Many time when a developer has changed various classes and completed considerable amount of work, he/she would think to validate the build before checking in the changes. It is always nice to keep the source control in compilable state to avoid any impact on the team using the same source control.
Private build address this issue where a developer can shelve the changes in a shelve-set and queue a private build.
While queueing the private build, queue new build wizard would ask ‘What do you want to build?”. (see following screen shot to understand).
Either workspace item could be selected or second option ‘workspace item with shelveset’ could be selected.
In this case, TFS build controller will get the latest source code from the source control and additional it would also download changes from the shelve-set specified. This combination will be used to prepare a build.
There is another option while queueing a new build to select. “Check in changes after successful build”. If this option is selected, successful build will check-in the changes available in the shelve-set.
These types of build are not uncommon in developers. It is mostly a practice where a developer gets the latest source; update the changes and build to verify his/her changes does not break the build. CI builds also does the same thing however if build is broken because of a wrong check-in could still impact the whole team.

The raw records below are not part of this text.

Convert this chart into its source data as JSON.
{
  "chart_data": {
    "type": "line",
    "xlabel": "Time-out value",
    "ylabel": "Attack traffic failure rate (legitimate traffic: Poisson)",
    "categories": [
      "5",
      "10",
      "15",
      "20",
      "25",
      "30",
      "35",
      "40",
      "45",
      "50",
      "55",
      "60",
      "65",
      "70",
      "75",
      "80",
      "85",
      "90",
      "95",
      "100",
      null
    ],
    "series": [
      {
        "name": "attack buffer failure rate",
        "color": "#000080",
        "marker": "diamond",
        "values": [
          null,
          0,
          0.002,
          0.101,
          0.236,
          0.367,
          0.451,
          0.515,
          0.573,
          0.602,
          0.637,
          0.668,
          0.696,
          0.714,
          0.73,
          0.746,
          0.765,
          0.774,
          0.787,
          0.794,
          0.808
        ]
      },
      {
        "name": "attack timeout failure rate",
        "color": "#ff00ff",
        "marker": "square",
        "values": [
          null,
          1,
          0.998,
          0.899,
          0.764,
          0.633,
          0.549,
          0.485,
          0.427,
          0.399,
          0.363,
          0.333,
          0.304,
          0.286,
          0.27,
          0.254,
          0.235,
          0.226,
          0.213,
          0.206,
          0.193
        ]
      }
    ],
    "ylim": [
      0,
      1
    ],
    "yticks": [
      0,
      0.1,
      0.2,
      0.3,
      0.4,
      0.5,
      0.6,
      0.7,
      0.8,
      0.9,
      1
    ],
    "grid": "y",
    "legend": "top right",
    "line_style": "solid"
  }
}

In case of private build it works prior to the actual check in and everything happens in isolation to the source control.
In order to ensure that private builds are copied to a separate area, drop location for the private build could be specified in the build process of the build definition.
Under the advance options there is an item as “Private Drop Location”, any build done as ‘Private build’ would be dropped in the specified location. This is useful if any particular test is needed with help of binaries.
After successful build, TFS publishes the outcome of the build validation to indicate whether shelve-set included in the build is fine. Build summary published by TFS Build gives information about validated shelve-set as well indicating that they have been checked in.
However, if build is failed due to either compilation or test failure. Changes indicated in the shelve-set will not be checked in. This is really something very nice to use TFS Build system as a quality gate to ensure all the changes going in the source control are in compile state and tested.
Private builds (Gated check-ins) are really a great feature of TFS2010. It helps you to achieve benefit of Test Driven Development. What we have been doing now is,
- Write the test cases for each and every rule/requirement specified in the user story (use cases are broken into various small requirement called as user story).
- Complete the development of user stories by developing the code which makes test cases pass.
- Shelve all the test cases code and changes done in the code.
- Request TFS Build to do a private build including the shelve-set.
- TFS verifies and ensure changes in the shelve-set are in compile state and working as per the expectations set in test cases.
- Changes checked in by TFS build using the comments and work item associated with shelve-set specified.
Even if there is any team not using TDD approach could utilize private builds in many scenario where there is concern as “Will my changes break the source code integrity?”.
There are some open source tools available which could help implementing a ‘Delayed Check-in’ process where developer could simply complete the development and shelve their changes. This tool will validate the changes and check in if they are valid.